By: admin
Maputo, Mozambique, June, 2016
Mozambique’s President Filipe Nyusi has accepted the presence of foreign mediators in talks to end his country’s conflict, in a move welcomed on Friday by the leader of rebel movement Renamo, the state news agency reported.
At a rally in the southern city of Matola on Thursday, Nyusi abandoned the government’s longstanding opposition to foreign mediation in talks with Renamo.
The rebel group, which is also the official opposition in Mozambique, never completely disarmed after a civil war with the governing Frelimo party and launched a low-level guerrilla campaign in late 2012.
Early in June gunmen from Renamo attacked a train in central Mozambique on its way to a coal mine, injuring the driver’s assistant.
Renamo leader Afonso Dhlakama said he was pleased by Nyusi’s move.
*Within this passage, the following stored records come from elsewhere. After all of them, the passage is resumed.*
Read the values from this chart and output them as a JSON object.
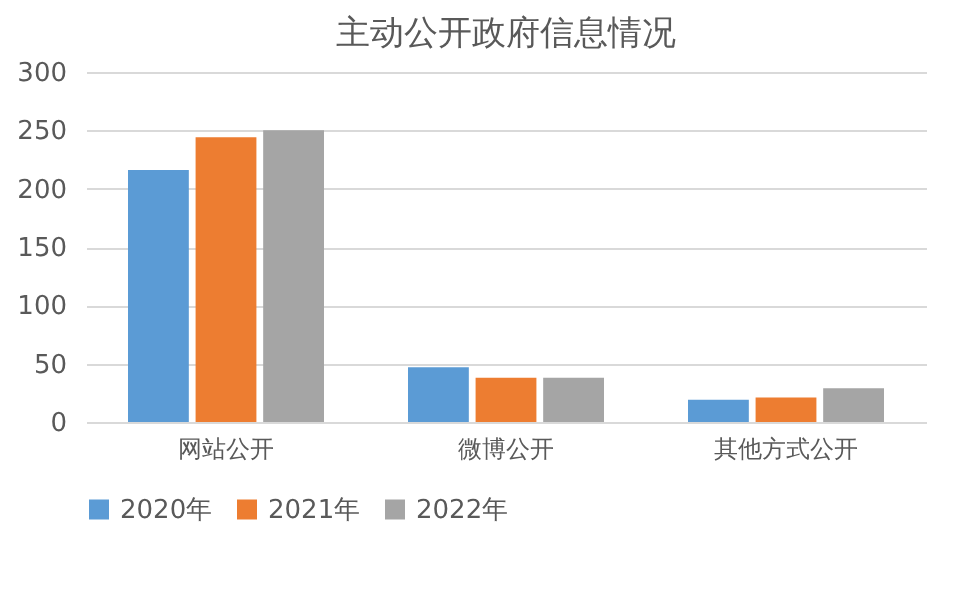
{
  "chart_data": {
    "type": "bar",
    "title": "主动公开政府信息情况",
    "categories": [
      "网站公开",
      "微博公开",
      "其他方式公开"
    ],
    "series": [
      {
        "name": "2020年",
        "color": "#5b9bd5",
        "values": [
          216,
          47,
          19
        ]
      },
      {
        "name": "2021年",
        "color": "#ed7d31",
        "values": [
          244,
          38,
          21
        ]
      },
      {
        "name": "2022年",
        "color": "#a5a5a5",
        "values": [
          250,
          38,
          29
        ]
      }
    ],
    "ylim": [
      0,
      300
    ],
    "yticks": [
      0,
      50,
      100,
      150,
      200,
      250,
      300
    ],
    "grid": "y",
    "legend": "bottom"
  }
}
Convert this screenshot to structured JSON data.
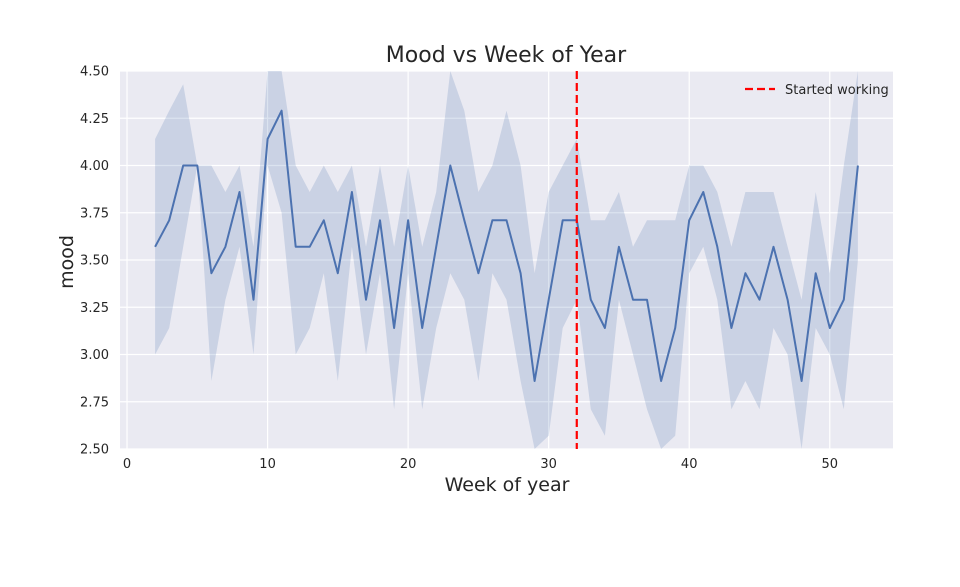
{
  "chart_data": {
    "type": "line",
    "title": "Mood vs Week of Year",
    "xlabel": "Week of year",
    "ylabel": "mood",
    "xlim": [
      -0.5,
      54.5
    ],
    "ylim": [
      2.5,
      4.5
    ],
    "xticks": [
      0,
      10,
      20,
      30,
      40,
      50
    ],
    "xtick_labels": [
      "0",
      "10",
      "20",
      "30",
      "40",
      "50"
    ],
    "yticks": [
      2.5,
      2.75,
      3.0,
      3.25,
      3.5,
      3.75,
      4.0,
      4.25,
      4.5
    ],
    "ytick_labels": [
      "2.50",
      "2.75",
      "3.00",
      "3.25",
      "3.50",
      "3.75",
      "4.00",
      "4.25",
      "4.50"
    ],
    "grid": true,
    "legend_position": "top-right",
    "series": [
      {
        "name": "mood",
        "color": "#4c72b0",
        "band_color": "#4c72b0",
        "x": [
          2,
          3,
          4,
          5,
          6,
          7,
          8,
          9,
          10,
          11,
          12,
          13,
          14,
          15,
          16,
          17,
          18,
          19,
          20,
          21,
          22,
          23,
          24,
          25,
          26,
          27,
          28,
          29,
          30,
          31,
          32,
          33,
          34,
          35,
          36,
          37,
          38,
          39,
          40,
          41,
          42,
          43,
          44,
          45,
          46,
          47,
          48,
          49,
          50,
          51,
          52
        ],
        "y": [
          3.57,
          3.71,
          4.0,
          4.0,
          3.43,
          3.57,
          3.86,
          3.29,
          4.14,
          4.29,
          3.57,
          3.57,
          3.71,
          3.43,
          3.86,
          3.29,
          3.71,
          3.14,
          3.71,
          3.14,
          3.57,
          4.0,
          3.71,
          3.43,
          3.71,
          3.71,
          3.43,
          2.86,
          3.29,
          3.71,
          3.71,
          3.29,
          3.14,
          3.57,
          3.29,
          3.29,
          2.86,
          3.14,
          3.71,
          3.86,
          3.57,
          3.14,
          3.43,
          3.29,
          3.57,
          3.29,
          2.86,
          3.43,
          3.14,
          3.29,
          4.0
        ],
        "lower": [
          3.0,
          3.14,
          3.57,
          4.0,
          2.86,
          3.29,
          3.57,
          3.0,
          4.0,
          3.75,
          3.0,
          3.14,
          3.43,
          2.86,
          3.57,
          3.0,
          3.43,
          2.71,
          3.43,
          2.71,
          3.14,
          3.43,
          3.29,
          2.86,
          3.43,
          3.29,
          2.86,
          2.5,
          2.57,
          3.14,
          3.29,
          2.71,
          2.57,
          3.29,
          3.0,
          2.71,
          2.45,
          2.57,
          3.43,
          3.57,
          3.29,
          2.71,
          2.86,
          2.71,
          3.14,
          3.0,
          2.5,
          3.14,
          3.0,
          2.71,
          3.5
        ],
        "upper": [
          4.14,
          4.29,
          4.43,
          4.0,
          4.0,
          3.86,
          4.0,
          3.57,
          4.5,
          4.5,
          4.0,
          3.86,
          4.0,
          3.86,
          4.0,
          3.57,
          4.0,
          3.57,
          4.0,
          3.57,
          3.86,
          4.5,
          4.29,
          3.86,
          4.0,
          4.29,
          4.0,
          3.43,
          3.86,
          4.0,
          4.14,
          3.71,
          3.71,
          3.86,
          3.57,
          3.71,
          3.71,
          3.71,
          4.0,
          4.0,
          3.86,
          3.57,
          3.86,
          3.86,
          3.86,
          3.57,
          3.29,
          3.86,
          3.43,
          4.0,
          4.5
        ]
      }
    ],
    "annotations": [
      {
        "type": "vline",
        "x": 32,
        "label": "Started working",
        "color": "#ff0000",
        "style": "dashed"
      }
    ],
    "plot_background": "#eaeaf2",
    "grid_color": "#ffffff"
  }
}
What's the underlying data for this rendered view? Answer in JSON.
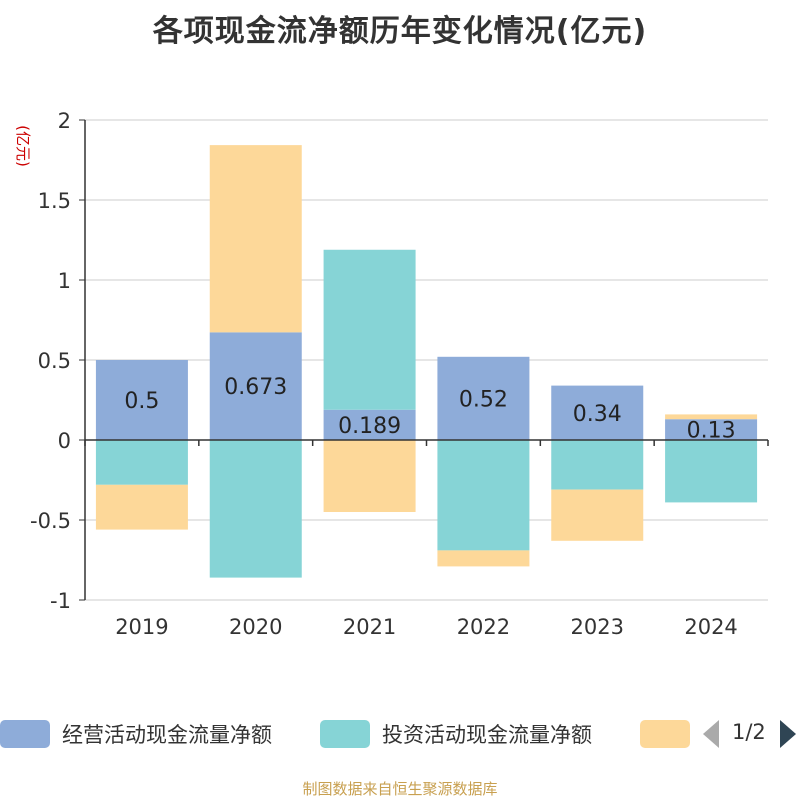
{
  "chart_data": {
    "type": "bar",
    "stacked": true,
    "title": "各项现金流净额历年变化情况(亿元)",
    "ylabel": "(亿元)",
    "categories": [
      "2019",
      "2020",
      "2021",
      "2022",
      "2023",
      "2024"
    ],
    "ylim": [
      -1,
      2
    ],
    "yticks": [
      -1,
      -0.5,
      0,
      0.5,
      1,
      1.5,
      2
    ],
    "ytick_labels": [
      "-1",
      "-0.5",
      "0",
      "0.5",
      "1",
      "1.5",
      "2"
    ],
    "grid": true,
    "legend_position": "bottom",
    "series": [
      {
        "name": "经营活动现金流量净额",
        "color": "#8eacd9",
        "values": [
          0.5,
          0.673,
          0.189,
          0.52,
          0.34,
          0.13
        ],
        "data_labels": [
          "0.5",
          "0.673",
          "0.189",
          "0.52",
          "0.34",
          "0.13"
        ]
      },
      {
        "name": "投资活动现金流量净额",
        "color": "#86d4d6",
        "values": [
          -0.28,
          -0.86,
          1.0,
          -0.69,
          -0.31,
          -0.39
        ]
      },
      {
        "name": "",
        "color": "#fdd899",
        "values": [
          -0.28,
          1.17,
          -0.45,
          -0.1,
          -0.32,
          0.03
        ]
      }
    ]
  },
  "legend": {
    "pager": "1/2"
  },
  "footer": {
    "source": "制图数据来自恒生聚源数据库"
  }
}
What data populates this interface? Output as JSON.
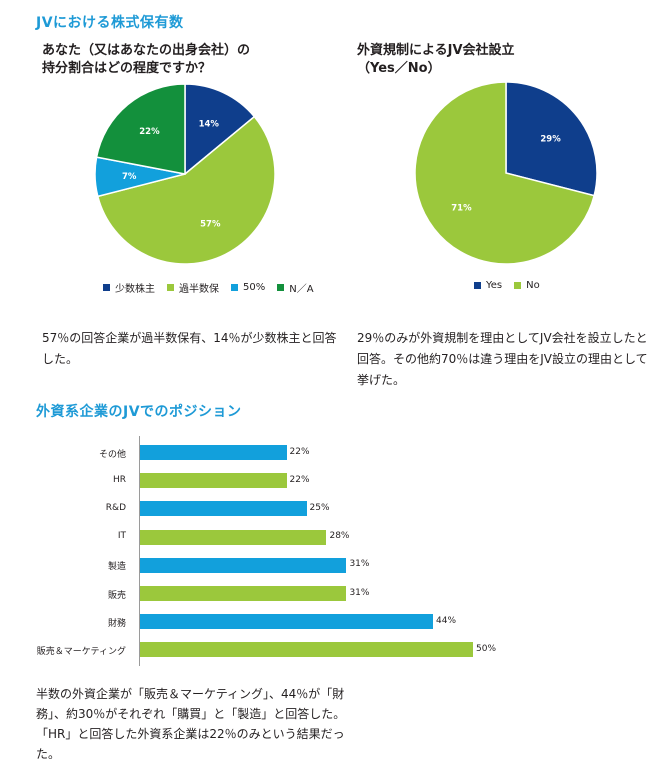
{
  "section1": {
    "title": "JVにおける株式保有数"
  },
  "chart1": {
    "question_line1": "あなた（又はあなたの出身会社）の",
    "question_line2": "持分割合はどの程度ですか？",
    "paragraph": "57％の回答企業が過半数保有、14％が少数株主と回答した。"
  },
  "chart2": {
    "question_line1": "外資規制によるJV会社設立",
    "question_line2": "（Yes／No）",
    "paragraph": "29％のみが外資規制を理由としてJV会社を設立したと回答。その他約70％は違う理由をJV設立の理由として挙げた。"
  },
  "section2": {
    "title": "外資系企業のJVでのポジション"
  },
  "chart3": {
    "paragraph": "半数の外資企業が「販売＆マーケティング」、44％が「財務」、約30％がそれぞれ「購買」と「製造」と回答した。「HR」と回答した外資系企業は22％のみという結果だった。"
  },
  "colors": {
    "dark_blue": "#0f3e8c",
    "light_green": "#9bc83c",
    "cyan": "#12a0dc",
    "green": "#13903c",
    "section_title": "#1e9ad6"
  },
  "chart_data": [
    {
      "type": "pie",
      "title": "あなた（又はあなたの出身会社）の持分割合はどの程度ですか？",
      "slices": [
        {
          "label": "少数株主",
          "value": 14,
          "display": "14%",
          "color": "#0f3e8c"
        },
        {
          "label": "過半数保",
          "value": 57,
          "display": "57%",
          "color": "#9bc83c"
        },
        {
          "label": "50%",
          "value": 7,
          "display": "7%",
          "color": "#12a0dc"
        },
        {
          "label": "N／A",
          "value": 22,
          "display": "22%",
          "color": "#13903c"
        }
      ],
      "legend": "bottom"
    },
    {
      "type": "pie",
      "title": "外資規制によるJV会社設立（Yes／No）",
      "slices": [
        {
          "label": "Yes",
          "value": 29,
          "display": "29%",
          "color": "#0f3e8c"
        },
        {
          "label": "No",
          "value": 71,
          "display": "71%",
          "color": "#9bc83c"
        }
      ],
      "legend": "bottom"
    },
    {
      "type": "bar",
      "orientation": "horizontal",
      "title": "外資系企業のJVでのポジション",
      "categories": [
        "その他",
        "HR",
        "R&D",
        "IT",
        "製造",
        "販売",
        "財務",
        "販売＆マーケティング"
      ],
      "values": [
        22,
        22,
        25,
        28,
        31,
        31,
        44,
        50
      ],
      "display": [
        "22%",
        "22%",
        "25%",
        "28%",
        "31%",
        "31%",
        "44%",
        "50%"
      ],
      "bar_colors": [
        "#12a0dc",
        "#9bc83c",
        "#12a0dc",
        "#9bc83c",
        "#12a0dc",
        "#9bc83c",
        "#12a0dc",
        "#9bc83c"
      ],
      "xlim": [
        0,
        50
      ]
    }
  ]
}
He said that he spoke with the president by phone on Wednesday and Thursday “about the politico-military conflict in our country, and we reached an agreement that guns do not solve anything”.
But Dhlakama said he would not order the Renamo guns to fall silent. Instead, he demanded that the government stop attacking his forces, the state news agency reported.
Discussions in the presence of foreign mediators could start next week, he added, reiterating that Renamo’s preferred mediators were the Catholic Church, the European Union and the South African government.
Renamo is expected to demand that it govern in the six provinces where it says it won a majority of votes in the October 2014 general elections, while the government will push for the disarming of the Renamo militia.